Programming on graphic cards is not straightforward. Even if developers designed powerful APIs, the programmer has to rewrite all algorithms to be GPU-enabled and efficient.
  • A small example?
Here is a simple vector multiplication in C++:

void compute(float A[N][N], float B[N][N], float C[N][N]){
for (int i=0;i<N;i++)

for (int j=0;j<N;j++)

C[i][j] = A[i][j] + B[i][j];
int main(){
And the GPU-enabled version of this algorithm (in Nvidia CUDA):

__global__ void compute(float A[N][N], float B[N][N], float C[N][N]){
int i = threadIdx.x;
int j = threadIdx.y;
C[i][j] = A[i][j] + B[i][j];

int main(){
//call the GPU-kernel
compute<<N_blocks,N_threads>>(A, B, C);
Actually, the GPU compiler handles all the algorithm parallelization according to the kernel definition (__global__tag).
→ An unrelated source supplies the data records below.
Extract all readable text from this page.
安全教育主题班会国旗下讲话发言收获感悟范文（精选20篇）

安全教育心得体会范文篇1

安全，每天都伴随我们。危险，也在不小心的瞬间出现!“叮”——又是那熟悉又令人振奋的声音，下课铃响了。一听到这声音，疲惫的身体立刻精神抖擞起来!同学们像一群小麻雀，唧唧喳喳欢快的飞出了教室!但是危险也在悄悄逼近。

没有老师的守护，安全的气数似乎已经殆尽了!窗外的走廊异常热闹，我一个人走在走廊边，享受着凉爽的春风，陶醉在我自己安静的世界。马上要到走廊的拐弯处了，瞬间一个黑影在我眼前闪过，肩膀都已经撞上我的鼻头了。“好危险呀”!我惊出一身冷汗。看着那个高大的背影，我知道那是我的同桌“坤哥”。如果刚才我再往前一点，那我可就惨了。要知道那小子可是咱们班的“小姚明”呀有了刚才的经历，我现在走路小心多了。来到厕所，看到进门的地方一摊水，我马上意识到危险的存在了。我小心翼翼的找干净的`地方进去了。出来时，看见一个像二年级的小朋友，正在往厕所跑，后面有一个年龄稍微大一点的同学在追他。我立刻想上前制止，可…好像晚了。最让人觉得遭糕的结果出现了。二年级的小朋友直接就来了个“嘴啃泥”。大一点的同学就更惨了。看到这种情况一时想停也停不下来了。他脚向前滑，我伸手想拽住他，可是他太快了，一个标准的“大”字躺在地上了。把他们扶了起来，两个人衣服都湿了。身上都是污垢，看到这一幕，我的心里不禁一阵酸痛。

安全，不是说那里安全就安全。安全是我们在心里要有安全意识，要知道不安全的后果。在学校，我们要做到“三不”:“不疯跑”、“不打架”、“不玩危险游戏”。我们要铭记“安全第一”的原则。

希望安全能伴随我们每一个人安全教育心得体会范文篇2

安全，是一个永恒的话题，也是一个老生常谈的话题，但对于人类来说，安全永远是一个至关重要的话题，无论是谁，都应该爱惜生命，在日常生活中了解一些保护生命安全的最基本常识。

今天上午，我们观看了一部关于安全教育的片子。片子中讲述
During the execution, the kernel will be computed by N_Blocks of N_threads simultaneously.
  • Applications?
GPGPU is not the global solution to all problems and only highly parallelizable algorithms can take advantage of this solution.
The main restriction is related to memory management as hundreds of threads have to share a restricted amount of memory (1gb).

However, more and more applications, in matrix computation, image and signal processing or MonteCarlo simulation have already demonstrated the potential of this solution.

Nvidia CUDA:
AMD Stream:

1 comment:

Sam Skipsey said...

Technically, I suppose it should be mentioned that GPGPU computing is, in particular, only terribly useful for "SIMD" parallel computing - where you have the same process to apply to a lot of bits of data.
Obviously, this is better for some things than others, and the speed-ups from GPGPU vary dramatically for the various use cases - anything from 4x to 200x depending on the problem.
(Image processing is, of course, a trivial example of a really good application. Afterall, GPUs were originally designed the way they are to... process graphics.)